What Americans Should Learn from Sk8 to the Finish

What Americans Should Learn from Sk8 to the Finish
In an age of airplanes and automobiles, biking 264 miles would be considered wildly inadequate. Yet Australian activist Michael Traffard will perform this task as a metaphor for Australia’s “inadequate” foreign policy, and Americans should be taking notes.

On July 7th, Traffard will begin his Sk8 to the Finish campaign, in which he will skateboard and BMX riders from the town of Emerald to the city of Gladstone throughout the following 20 days. Along the way, Traffard will be making appearances at churches and schools to raise poverty awareness. This will be taking place two months prior to Australia’s 2013 federal election in September.

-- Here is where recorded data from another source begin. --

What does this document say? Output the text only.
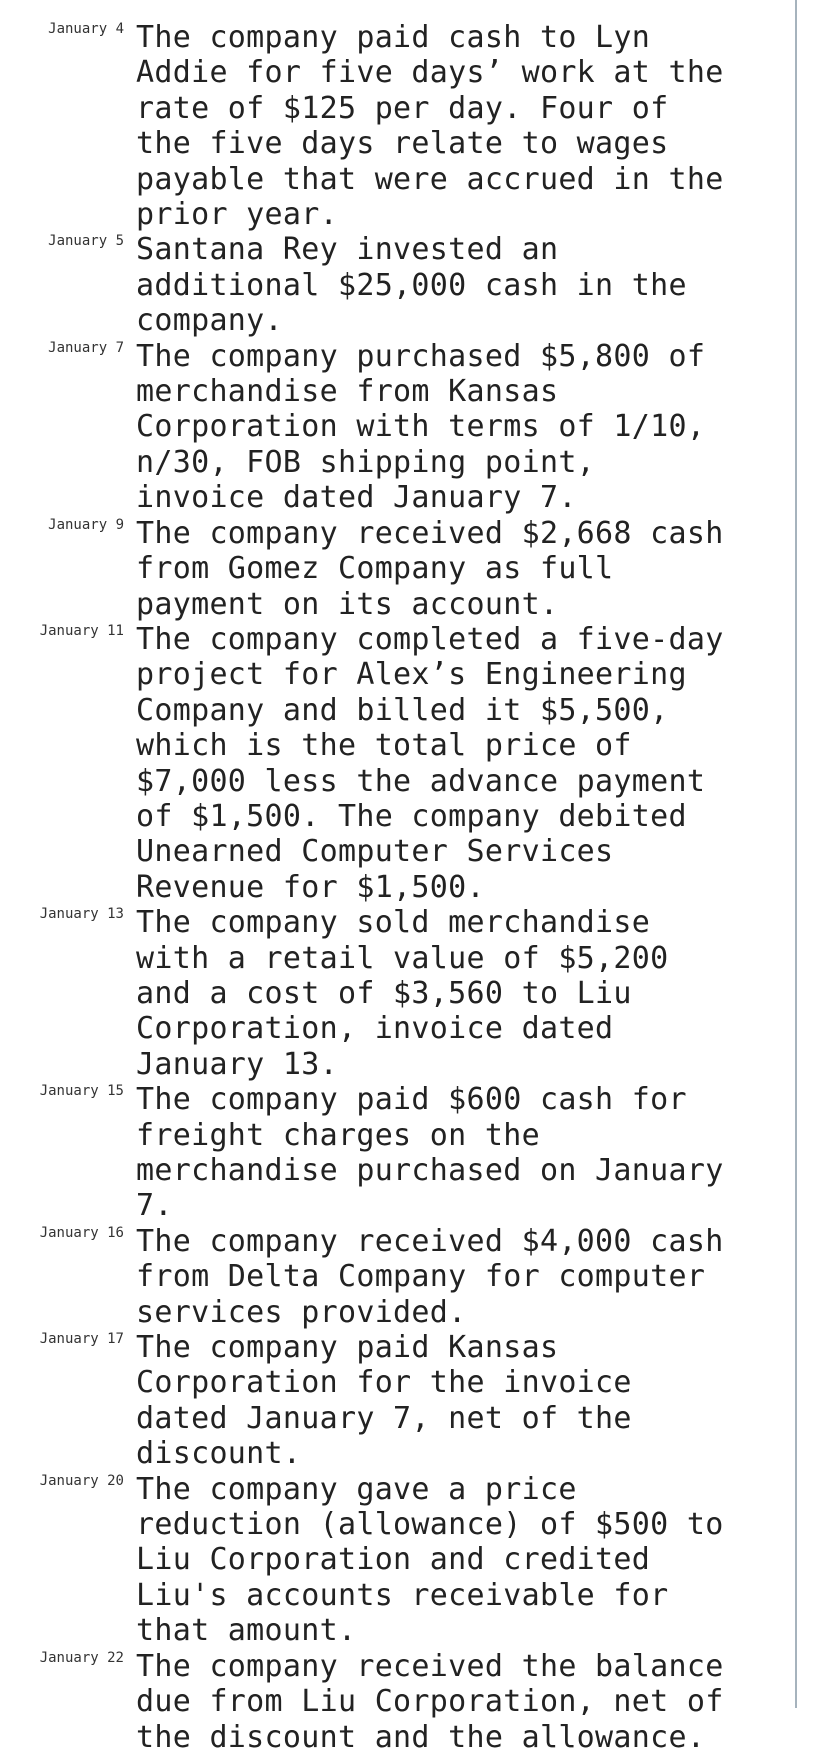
January 4 The company paid cash to Lyn Addie for five days’ work at the rate of $125 per day. Four of the five days relate to wages payable that were accrued in the prior year.
January 5 Santana Rey invested an additional $25,000 cash in the company.
January 7 The company purchased $5,800 of merchandise from Kansas Corporation with terms of 1/10, n/30, FOB shipping point, invoice dated January 7.
January 9 The company received $2,668 cash from Gomez Company as full payment on its account.
January 11 The company completed a five-day project for Alex’s Engineering Company and billed it $5,500, which is the total price of $7,000 less the advance payment of $1,500. The company debited Unearned Computer Services Revenue for $1,500.
January 13 The company sold merchandise with a retail value of $5,200 and a cost of $3,560 to Liu Corporation, invoice dated January 13.
January 15 The company paid $600 cash for freight charges on the merchandise purchased on January 7.
January 16 The company received $4,000 cash from Delta Company for computer services provided.
January 17 The company paid Kansas Corporation for the invoice dated January 7, net of the discount.
January 20 The company gave a price reduction (allowance) of $500 to Liu Corporation and credited Liu's accounts receivable for that amount.
January 22 The company received the balance due from Liu Corporation, net of the discount and the allowance.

Traffard is conducting this campaign to raise awareness of the U.N. Millennium Development Goals established in 2000 by the world’s developed countries. The Millennium Project is an initiative to halve global poverty by 2015, yet few nations are still meeting the requirements to make this possible. A target of 0.70% of each nation’s budget was established to make this goal a reality. Australia currently gives 0.36% of its budget to the cause: about half of what is needed.

Although Australia’s aid is lacking, they are not the only ones falling short. The United States may appear to be leading the pack by giving roughly 30 billion dollars for Official Development Assistance (ODA), but that figure isn’t as pretty when held relative to the nation’s Gross National Income (GNI). The United States currently gives 0.19% of its budget to the cause, which is almost half of Australia’s level of giving.

As of 2012, only five developed countries are meeting or exceeding the 0.70% requirement: Luxembourg, Sweden, Norway, Denmark, and the Netherlands. Australia rests in 13th place when ranking countries by their degree of charity. The United States sits in 19th place.

One of the Millennium Project’s greatest enemies is a lack of awareness. Numerous citizens worldwide are not educated about the existence of the Millennium Development Goals, and political leaders are not informed of the issues as a result. Traffard hopes to give his audiences a clear understanding of the facts to take with them to the polls when election day arrives.

Traffard’s campaign does not mean to undercut the progress Australia has made in the past 13 years. Victories in global poverty have been numerous, including the eradication of smallpox and a 33% increase in life expectancy in the developing world. Traffard hopes his campaign will lead to an increase in aid that will be focused directly on life-saving programs.

Upon the conclusion of his trip, Traffard hopes to amass 3000 signatures for the Australian Movement to End Poverty Petition. The Petition currently has 57,968 signatures, and the Sk8 To The Finish campaign has already yielded 200 signatures.

Sk8 to the Finish is a perfect example of how an individual’s talents and passions can be utilized to combat global poverty. The Millennium Project’s goal to halve global poverty is well within reach if citizens of every applicable country demand it, and seemingly outrageous feats are effective in gathering attention. The United States needs to play catch up in order to reach the 2015 Millennium Development Goals, so Traffard’s message should be heeded by American citizens as well. Even from thousands of miles away, the same principles can still be applicable.